Machine learning model generates realistic seismic waveforms
A new machine-learning model that generates realistic seismic waveforms will reduce manual labor and improve earthquake detection, according to a study published recently in JGR Solid Earth.
"To verify the efficacy of our generative model, we applied it to seismic field data collected in Oklahoma," said Youzuo Lin, a computational scientist in Los Alamos National Laboratory's Geophysics group and principal investigator of the project. "Through a sequence of qualitative and quantitative tests and benchmarks, we saw that our model can generate high-quality synthetic waveforms and improve machine learning-based earthquake detection algorithms."

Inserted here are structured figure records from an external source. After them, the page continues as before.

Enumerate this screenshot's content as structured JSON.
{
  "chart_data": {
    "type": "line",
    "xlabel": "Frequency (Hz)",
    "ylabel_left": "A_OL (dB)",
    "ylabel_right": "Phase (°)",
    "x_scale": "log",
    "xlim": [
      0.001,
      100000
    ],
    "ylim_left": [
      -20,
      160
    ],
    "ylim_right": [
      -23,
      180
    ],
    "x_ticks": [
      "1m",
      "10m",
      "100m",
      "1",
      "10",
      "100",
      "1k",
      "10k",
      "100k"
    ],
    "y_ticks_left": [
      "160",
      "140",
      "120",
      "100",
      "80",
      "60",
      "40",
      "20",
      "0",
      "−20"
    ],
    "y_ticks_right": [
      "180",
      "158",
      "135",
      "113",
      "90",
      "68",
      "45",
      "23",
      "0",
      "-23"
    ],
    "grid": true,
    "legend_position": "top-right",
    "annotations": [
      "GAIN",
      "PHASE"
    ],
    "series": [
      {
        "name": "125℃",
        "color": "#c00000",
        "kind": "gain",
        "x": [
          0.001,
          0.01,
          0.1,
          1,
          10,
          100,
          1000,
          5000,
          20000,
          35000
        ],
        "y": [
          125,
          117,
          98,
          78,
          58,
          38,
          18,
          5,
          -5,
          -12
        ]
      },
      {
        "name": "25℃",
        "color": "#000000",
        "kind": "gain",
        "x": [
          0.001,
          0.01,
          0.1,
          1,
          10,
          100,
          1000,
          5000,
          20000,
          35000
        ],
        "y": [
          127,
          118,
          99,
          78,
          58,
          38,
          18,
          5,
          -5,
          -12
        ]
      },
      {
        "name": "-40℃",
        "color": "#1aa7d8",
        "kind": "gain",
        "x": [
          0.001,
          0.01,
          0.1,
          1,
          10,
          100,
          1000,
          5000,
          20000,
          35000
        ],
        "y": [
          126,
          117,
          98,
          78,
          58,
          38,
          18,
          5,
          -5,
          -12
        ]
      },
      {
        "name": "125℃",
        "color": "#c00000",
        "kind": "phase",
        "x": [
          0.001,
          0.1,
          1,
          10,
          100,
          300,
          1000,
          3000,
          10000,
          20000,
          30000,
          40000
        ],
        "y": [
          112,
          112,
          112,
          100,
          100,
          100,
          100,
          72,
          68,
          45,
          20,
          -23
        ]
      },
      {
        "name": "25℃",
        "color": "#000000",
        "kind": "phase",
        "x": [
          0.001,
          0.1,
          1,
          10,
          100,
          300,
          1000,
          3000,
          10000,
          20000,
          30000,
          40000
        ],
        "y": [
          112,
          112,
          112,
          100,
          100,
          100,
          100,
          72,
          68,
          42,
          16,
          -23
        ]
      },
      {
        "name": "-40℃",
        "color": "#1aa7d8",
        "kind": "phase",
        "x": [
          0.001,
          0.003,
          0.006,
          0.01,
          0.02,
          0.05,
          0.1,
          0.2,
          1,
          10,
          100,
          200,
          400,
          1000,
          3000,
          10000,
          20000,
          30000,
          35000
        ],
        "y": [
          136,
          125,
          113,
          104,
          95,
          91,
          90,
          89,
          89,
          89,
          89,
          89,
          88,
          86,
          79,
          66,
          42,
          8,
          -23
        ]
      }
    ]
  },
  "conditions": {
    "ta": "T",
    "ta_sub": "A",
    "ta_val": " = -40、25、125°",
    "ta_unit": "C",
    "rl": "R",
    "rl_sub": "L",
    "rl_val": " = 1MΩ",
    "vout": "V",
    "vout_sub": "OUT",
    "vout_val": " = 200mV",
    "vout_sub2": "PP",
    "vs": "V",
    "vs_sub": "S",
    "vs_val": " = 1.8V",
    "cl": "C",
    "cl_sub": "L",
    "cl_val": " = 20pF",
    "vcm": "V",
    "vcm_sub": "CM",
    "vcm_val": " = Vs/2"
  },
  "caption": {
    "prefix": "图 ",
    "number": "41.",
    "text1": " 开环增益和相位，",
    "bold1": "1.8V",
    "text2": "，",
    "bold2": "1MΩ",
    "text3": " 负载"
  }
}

Quickly and accurately detecting earthquakes can be a challenging task. Visual detection done by people has long been considered the gold standard, but requires intensive manual labor that scales poorly to large data sets. In recent years, automatic detection methods based on machine learning have improved the accuracy and efficiency of data collection; however, the accuracy of those methods relies on access to a large amount of high-quality, labeled training data, often tens of thousands of records or more.
To resolve this data dilemma, the research team developed SeismoGen based on a generative adversarial network (GAN), which is a type of deep generative model that can generate high-quality synthetic samples in multiple domains. In other words, deep generative models train machines to do things and create new data that could pass as real.
Once trained, the SeismoGen model is capable of producing realistic seismic waveforms of multiple labels. When applied to real Earth seismic datasets in Oklahoma, the team saw that data augmentation from SeismoGen-generated synthetic waveforms could be used to improve earthquake detection algorithms in instances when only small amounts of labeled training data are available.